Townsfolk respond to local outlet for pistol licenses

By Pat Jenkins
The Dispatch
Eatonville residents who want to carry handguns are taking advantage of a close-to-home method of getting permission.
The town's Police Department recorded 162 license transactions involving concealed handguns in the first 24 months it handled pistol permits.
For the 12 months of December 2015 through November 2016, 84 concealed pistol licenses (CPL) or pistol ownership transfers were issued. That’s an increase from the previous 12-month period of December 2014-December 2015, when the total was 78.
Another 13 license authorizations were granted in the last two months – eight in January and five in December.
A running, month-to-month tally of licenses issued by the Eatonville Police is reported at Town Council meetings as part of the regular police activity summaries.
At the request of Mayor Mike Schaub, the Police Department started a CPL program in December 2014. It's available only to people who live inside Eatonville.

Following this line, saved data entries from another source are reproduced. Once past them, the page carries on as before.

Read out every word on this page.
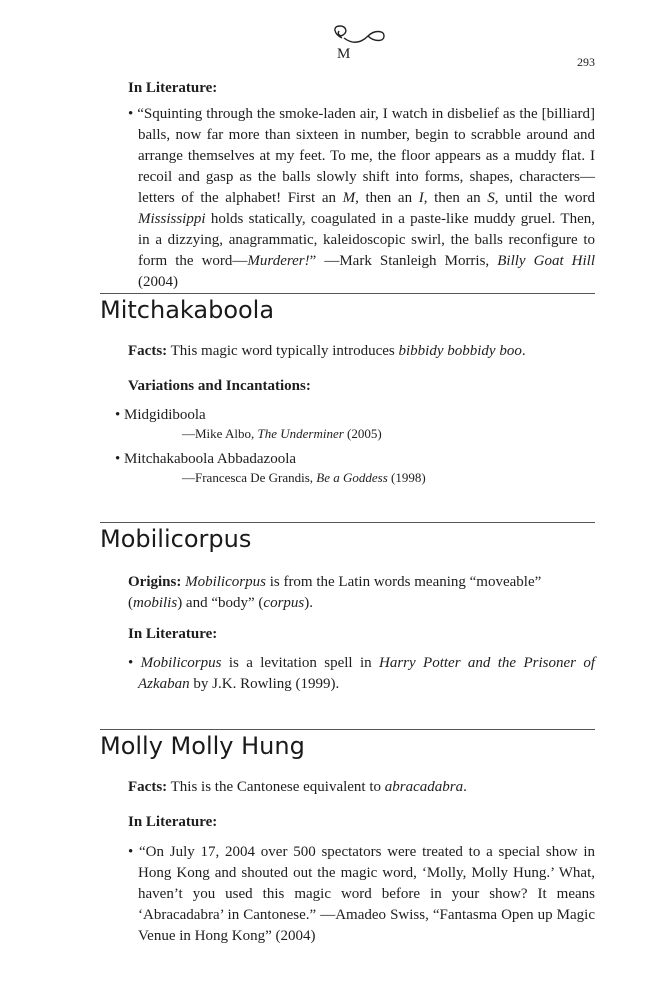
M	293
In Literature:
• “Squinting through the smoke-laden air, I watch in disbelief as the [billiard] balls, now far more than sixteen in number, begin to scrabble around and arrange themselves at my feet. To me, the floor appears as a muddy flat. I recoil and gasp as the balls slowly shift into forms, shapes, characters—letters of the alphabet! First an M, then an I, then an S, until the word Mississippi holds statically, coagulated in a paste-like muddy gruel. Then, in a dizzying, anagrammatic, kaleidoscopic swirl, the balls reconfigure to form the word—Murderer!” —Mark Stanleigh Morris, Billy Goat Hill (2004)
Mitchakaboola
Facts: This magic word typically introduces bibbidy bobbidy boo.
Variations and Incantations:
• Midgidiboola
—Mike Albo, The Underminer (2005)
• Mitchakaboola Abbadazoola
—Francesca De Grandis, Be a Goddess (1998)
Mobilicorpus
Origins: Mobilicorpus is from the Latin words meaning “moveable” (mobilis) and “body” (corpus).
In Literature:
• Mobilicorpus is a levitation spell in Harry Potter and the Prisoner of Azkaban by J.K. Rowling (1999).
Molly Molly Hung
Facts: This is the Cantonese equivalent to abracadabra.
In Literature:
• “On July 17, 2004 over 500 spectators were treated to a special show in Hong Kong and shouted out the magic word, ‘Molly, Molly Hung.’ What, haven’t you used this magic word before in your show? It means ‘Abracadabra’ in Cantonese.” —Amadeo Swiss, “Fantasma Open up Magic Venue in Hong Kong” (2004)
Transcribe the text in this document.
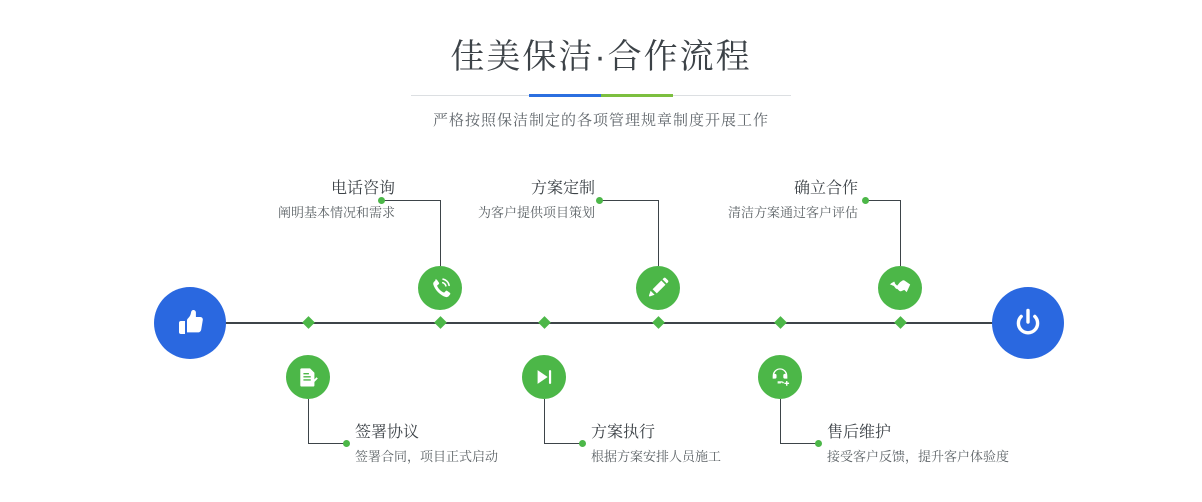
佳美保洁·合作流程

严格按照保洁制定的各项管理规章制度开展工作

电话咨询
阐明基本情况和需求
签署协议
签署合同，项目正式启动
方案定制
为客户提供项目策划
方案执行
根据方案安排人员施工
确立合作
清洁方案通过客户评估
售后维护
接受客户反馈，提升客户体验度
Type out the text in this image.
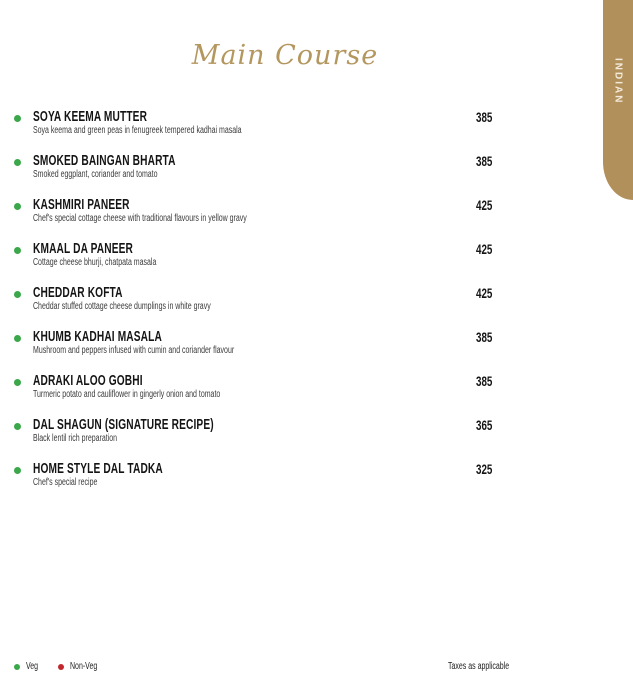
Main Course
INDIAN
SOYA KEEMA MUTTER
Soya keema and green peas in fenugreek tempered kadhai masala
385
SMOKED BAINGAN BHARTA
Smoked eggplant, coriander and tomato
385
KASHMIRI PANEER
Chef's special cottage cheese with traditional flavours in yellow gravy
425
KMAAL DA PANEER
Cottage cheese bhurji, chatpata masala
425
CHEDDAR KOFTA
Cheddar stuffed cottage cheese dumplings in white gravy
425
KHUMB KADHAI MASALA
Mushroom and peppers infused with cumin and coriander flavour
385
ADRAKI ALOO GOBHI
Turmeric potato and cauliflower in gingerly onion and tomato
385
DAL SHAGUN (SIGNATURE RECIPE)
Black lentil rich preparation
365
HOME STYLE DAL TADKA
Chef's special recipe
325
Veg	Non-Veg	Taxes as applicable
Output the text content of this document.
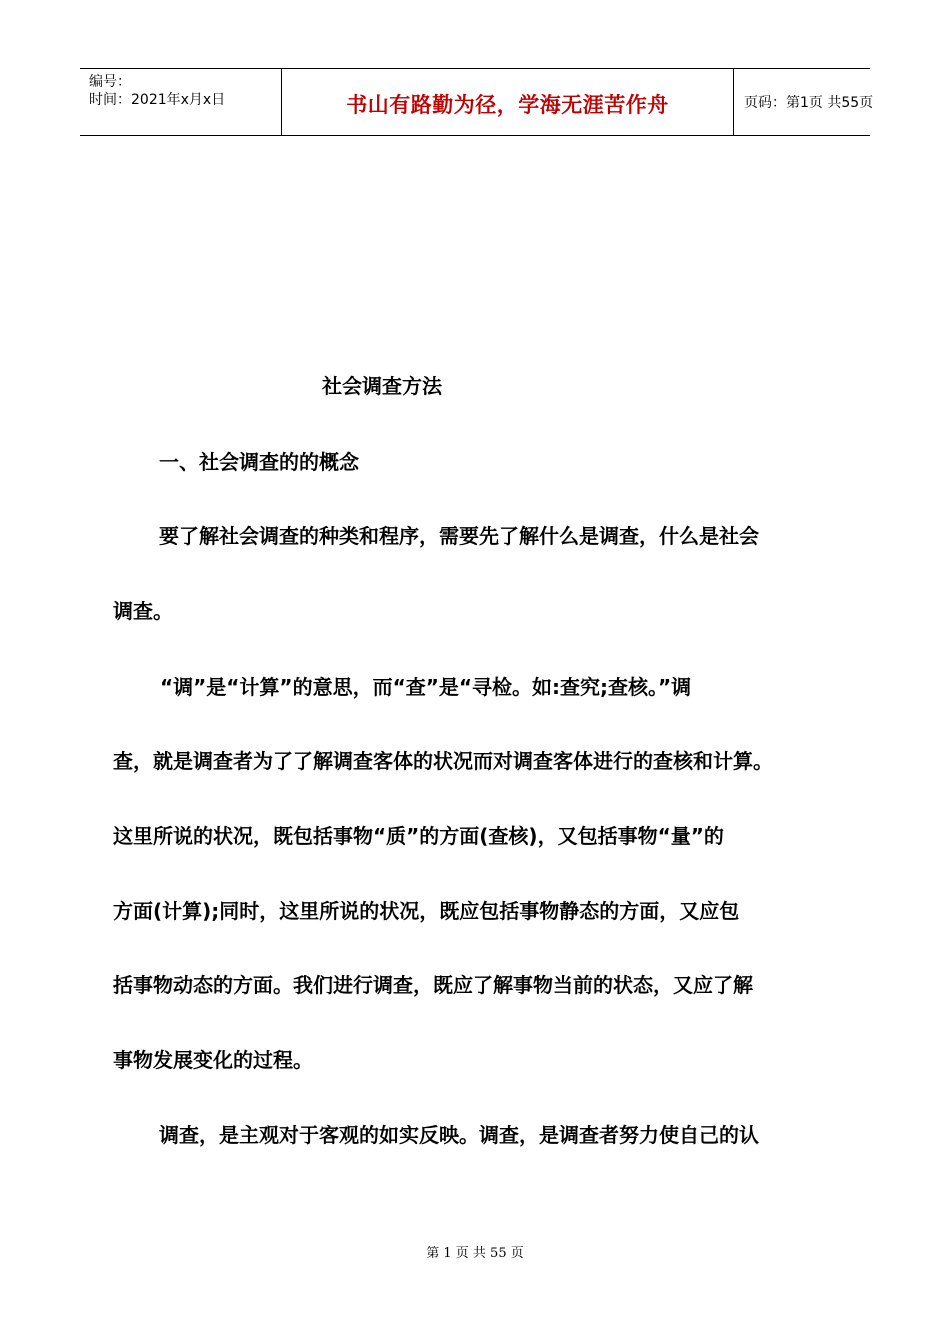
编号：
时间：2021年x月x日	书山有路勤为径，学海无涯苦作舟	页码：第1页 共55页
社会调查方法
一、社会调查的的概念
要了解社会调查的种类和程序，需要先了解什么是调查，什么是社会
调查。
“调”是“计算”的意思，而“查”是“寻检。如:查究;查核。”调
查，就是调查者为了了解调查客体的状况而对调查客体进行的查核和计算。
这里所说的状况，既包括事物“质”的方面(查核)，又包括事物“量”的
方面(计算);同时，这里所说的状况，既应包括事物静态的方面，又应包
括事物动态的方面。我们进行调查，既应了解事物当前的状态，又应了解
事物发展变化的过程。
调查，是主观对于客观的如实反映。调查，是调查者努力使自己的认
第 1 页 共 55 页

People living outside of town must apply for concealed-handgun licenses through the Pierce County Sheriff Department and South Sound 9-1-1 (formerly Law Enforcement Support Agency), which processes applications in Tacoma. That's also where anyone from Pierce County address can apply, including residents of Eatonville and the other 11 incorporated cities and towns in the county.
About half of the municipalities give their residents the more convenient option of applying for pistol licenses at the respective town or city halls. Eatonville is among the seven that do. The others are Puyallup, Orting, Bonney Lake, Fife, Gig Harbor and Sumner.
The cities of Roy, Tacoma, Edgewood, Lakewood and University Place send their residents to South Sound 9-1-1 for the licensing process.
Under state laws, that process is the same for everyone, regardless where applications are filed. Here's how it works:
• Applicants are fingerprinted by authorities who then conduct a background check through federal and state databases. Approval or denial of a license is required within 30 days of an application being filed. The waiting period for a yea or nay is longer – up to 60 days – if an applicant doesn't have a valid Washington driver license or other state identification card.
• No one gets a license if a previous license was revoked, if they're younger than 21, or if they're in trouble with the law. The latter includes having a court order or injunction against them involving firearms, if they're free on bond or personal recognizance while awaiting a trial or sentencing for a felony, if there's an outstanding warrant for their arrest for a felony or misdemeanor, or if they were ordered to forfeit a firearm within one year before filing an application to carry a concealed pistol.
• Licenses are for five years from the date they’re issued.
• The license fees are $48 for a first-time license, $32 for a renewal, $42 for renewing late, and $10 for replacing a lost license. Part of the money ($14) for first-time applications and renewals goes to agencies that issue the licenses, such as Eatonville's Police Department. The rest goes into state funds.
State law notes that CPLs are for the licenseholder's "purposes of protection." Other than people who don't meet all the licensing qualifications and legal tests, the "constitutional right to bear arms shall not be denied" for anyone who wants to carry a concealed handgun, the law mandates.